[BioC] multiple comparisons followed by multiple tests

Richard Friedman friedman at cancercenter.columbia.edu
Wed Jul 21 15:32:42 CEST 2004

Dear Bioconductor Users,

	I have an experimental design where I have
several samples which I wish to compare in several ways
(necessitating multiple comparisons) and of course several
thousand genes (necessitating multiple tests).  My general
strategy in for analyzing these experiments is to

1. Obtain p-values for the different comparisons for each gene
corrected for multiple comparisons.

2. Correct the p-values for each test for multiple tests.

Is this correct?

	I haven't mentioned particular software so far,
because I wanted to first see if the overall approach is correct.
I am planning to use SAS because I am more comfortable with it than I am
with R at this point (I do my normalization and exploratory analysis 
Bioconductor and my statistical analysis with R). I planning on using
the SAS general linear model, I am planning to correct for
multiple comparisons between means with the Tukey method or a 
method. Then I am planning on correcting for multiple tests with the 
False discovery rate.

Does this sound like a reasonable way to proceed?
(I am planning on switching to R for statistical analyses eventually).

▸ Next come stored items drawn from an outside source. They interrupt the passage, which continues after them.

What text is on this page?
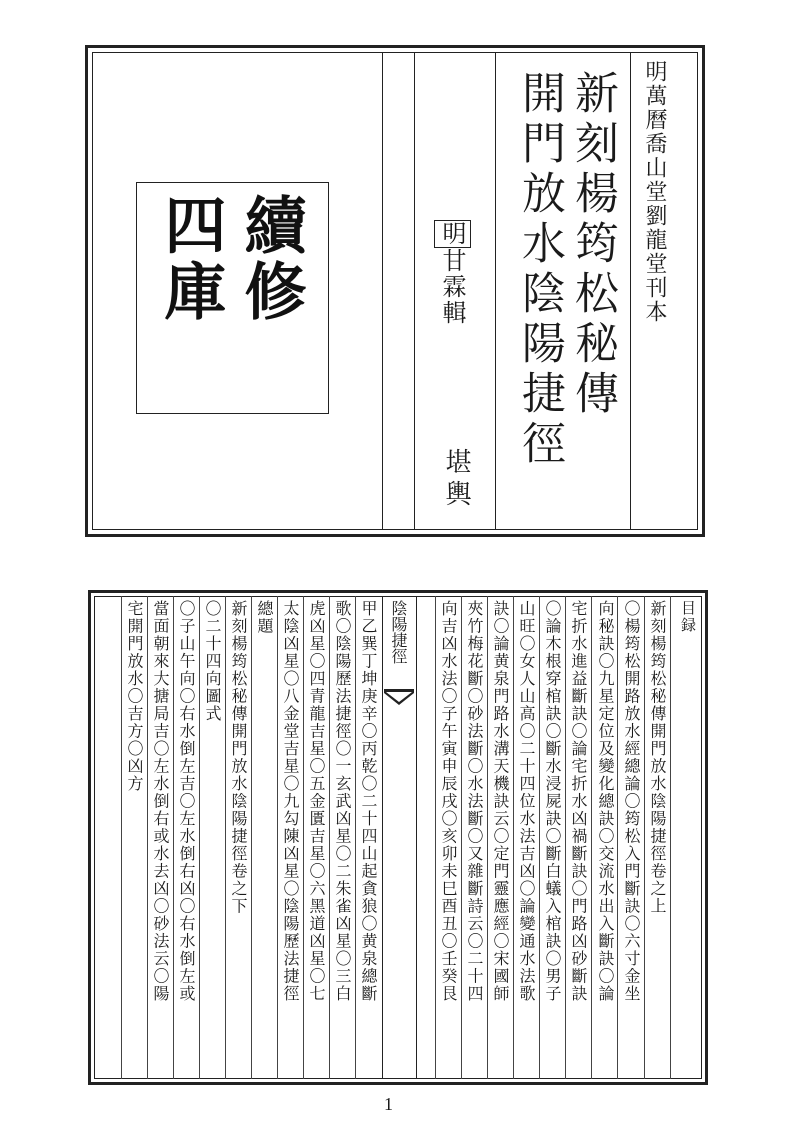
明萬曆喬山堂劉龍堂刊本
新刻楊筠松秘傳
開門放水陰陽捷徑
明甘霖輯
堪輿
續修
四庫
目録
陰陽捷徑	新刻楊筠松秘傳開門放水陰陽捷徑卷之上
〇楊筠松開路放水經總論〇筠松入門斷訣〇六寸金坐
向秘訣〇九星定位及變化總訣〇交流水出入斷訣〇論
宅折水進益斷訣〇論宅折水凶禍斷訣〇門路凶砂斷訣
〇論木根穿棺訣〇斷水浸屍訣〇斷白蟻入棺訣〇男子
山旺〇女人山高〇二十四位水法吉凶〇論變通水法歌
訣〇論黄泉門路水溝天機訣云〇定門靈應經〇宋國師
夾竹梅花斷〇砂法斷〇水法斷〇又雜斷詩云〇二十四
向吉凶水法〇子午寅申辰戌〇亥卯未巳酉丑〇壬癸艮
甲乙巽丁坤庚辛〇丙乾〇二十四山起貪狼〇黄泉總斷
歌〇陰陽歷法捷徑〇一玄武凶星〇二朱雀凶星〇三白
虎凶星〇四青龍吉星〇五金匱吉星〇六黑道凶星〇七
太陰凶星〇八金堂吉星〇九勾陳凶星〇陰陽歷法捷徑
總題
新刻楊筠松秘傳開門放水陰陽捷徑卷之下
〇二十四向圖式
〇子山午向〇右水倒左吉〇左水倒右凶〇右水倒左或
當面朝來大搪局吉〇左水倒右或水去凶〇砂法云〇陽
宅開門放水〇吉方〇凶方
1
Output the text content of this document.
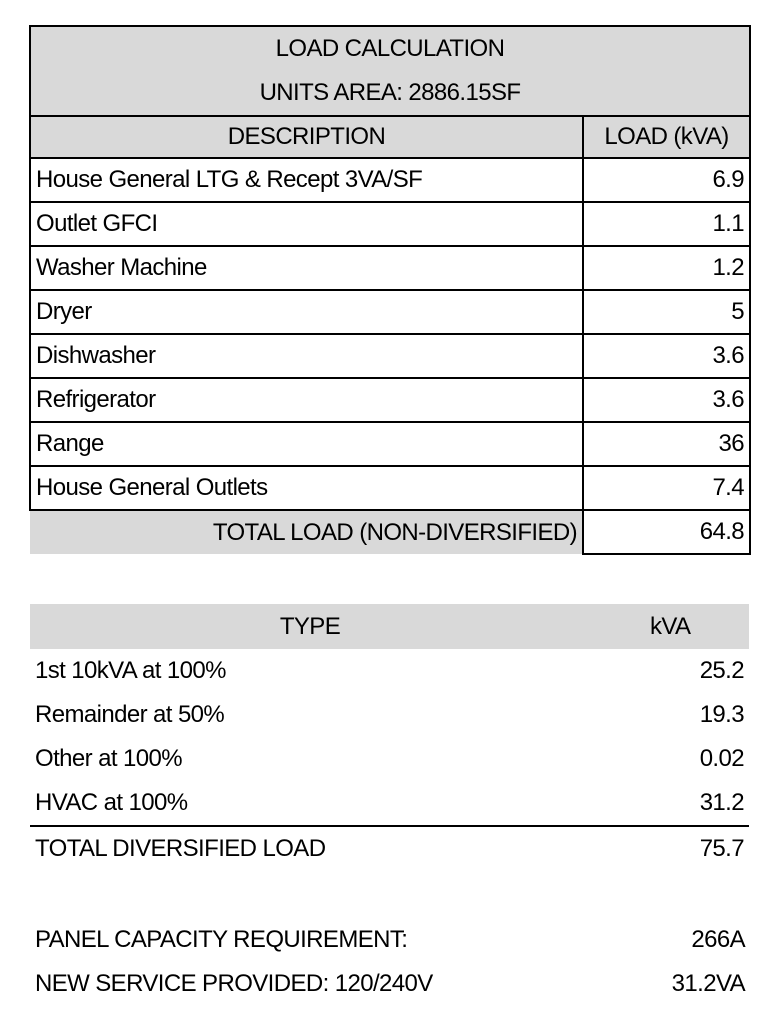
LOAD CALCULATION
UNITS AREA: 2886.15SF	

DESCRIPTION	LOAD (kVA)
House General LTG & Recept 3VA/SF	6.9
Outlet GFCI	1.1
Washer Machine	1.2
Dryer	5
Dishwasher	3.6
Refrigerator	3.6
Range	36
House General Outlets	7.4
TOTAL LOAD (NON-DIVERSIFIED)	64.8
TYPE	kVA
1st 10kVA at 100%	25.2
Remainder at 50%	19.3
Other at 100%	0.02
HVAC at 100%	31.2
TOTAL DIVERSIFIED LOAD	75.7
PANEL CAPACITY REQUIREMENT:	266A
NEW SERVICE PROVIDED: 120/240V	31.2VA
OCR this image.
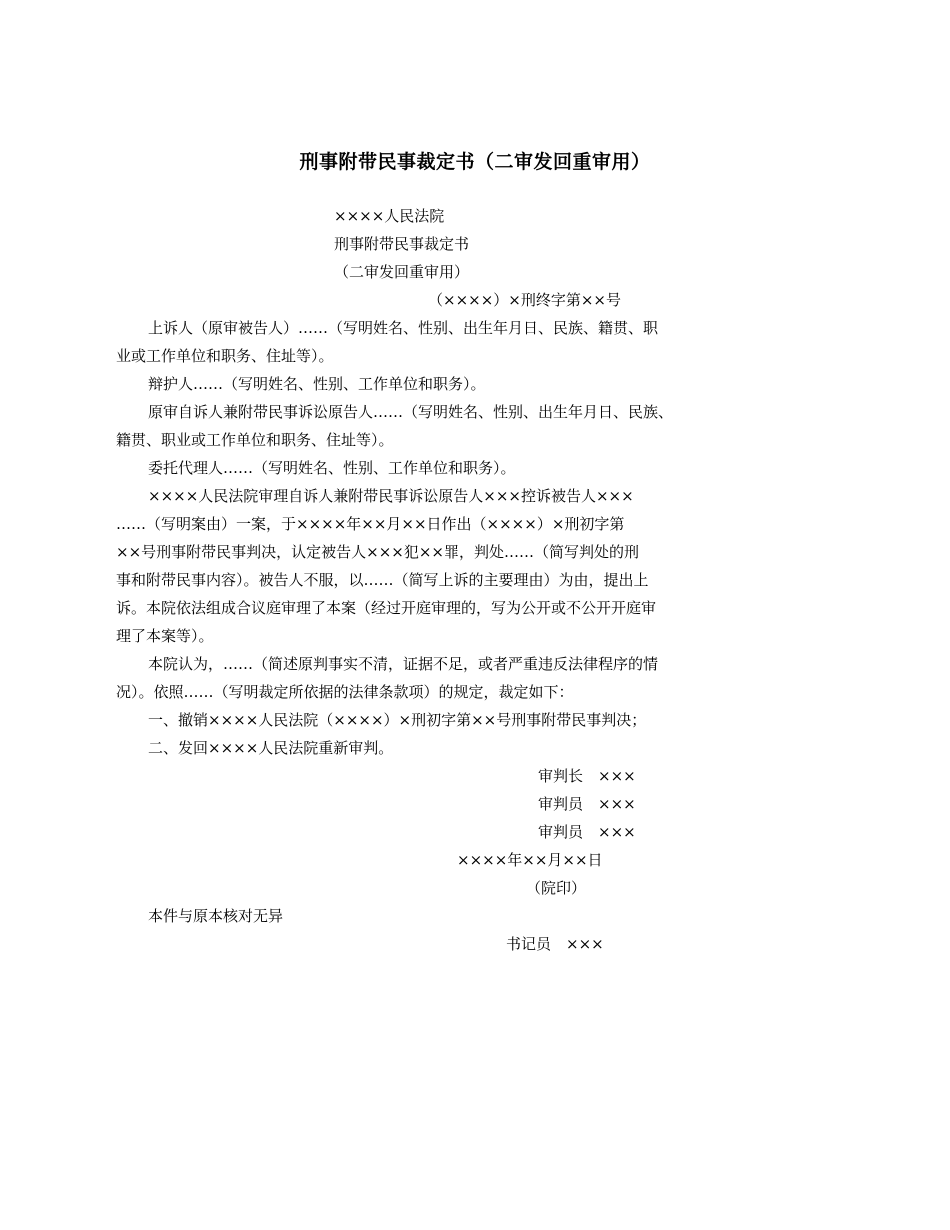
刑事附带民事裁定书（二审发回重审用）
××××人民法院
刑事附带民事裁定书
（二审发回重审用）
（××××）×刑终字第××号
上诉人（原审被告人）……（写明姓名、性别、出生年月日、民族、籍贯、职
业或工作单位和职务、住址等）。
辩护人……（写明姓名、性别、工作单位和职务）。
原审自诉人兼附带民事诉讼原告人……（写明姓名、性别、出生年月日、民族、
籍贯、职业或工作单位和职务、住址等）。
委托代理人……（写明姓名、性别、工作单位和职务）。
××××人民法院审理自诉人兼附带民事诉讼原告人×××控诉被告人×××
……（写明案由）一案，于××××年××月××日作出（××××）×刑初字第
××号刑事附带民事判决，认定被告人×××犯××罪，判处……（简写判处的刑
事和附带民事内容）。被告人不服，以……（简写上诉的主要理由）为由，提出上
诉。本院依法组成合议庭审理了本案（经过开庭审理的，写为公开或不公开开庭审
理了本案等）。
本院认为，……（简述原判事实不清，证据不足，或者严重违反法律程序的情
况）。依照……（写明裁定所依据的法律条款项）的规定，裁定如下：
一、撤销××××人民法院（××××）×刑初字第××号刑事附带民事判决；
二、发回××××人民法院重新审判。
审判长　×××
审判员　×××
审判员　×××
××××年××月××日
（院印）
本件与原本核对无异
书记员　×××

	Finally, the experimentalist gave me between 1-3 technical
replicates of each sample. I seem to remember  someone on the
list recommending that fold changes rather than statistics be used for
samples with few replicates. Are there systematic studies to back up 
Am i therefore wasting my time doing statistics altogether,
and should I merely rank fold changes?

This seems counterintuitive, but I need to make sure.

Thanks and best wishes,
Richard A. Friedman, PhD
Associate Research Scientist
Herbert Irving Comprehensive Cancer Center
Oncoinformatics Core
Department of Biomedical Informatics
Box 95, Room 130BB or P&S 1-420C
Columbia University Medical Center
630 W. 168th St.
New York, NY 10032
(212)305-6901 (5-6901) (voice)
friedman at cancercenter.columbia.edu

"What is the breakfast all those people ate on Bloomsday?"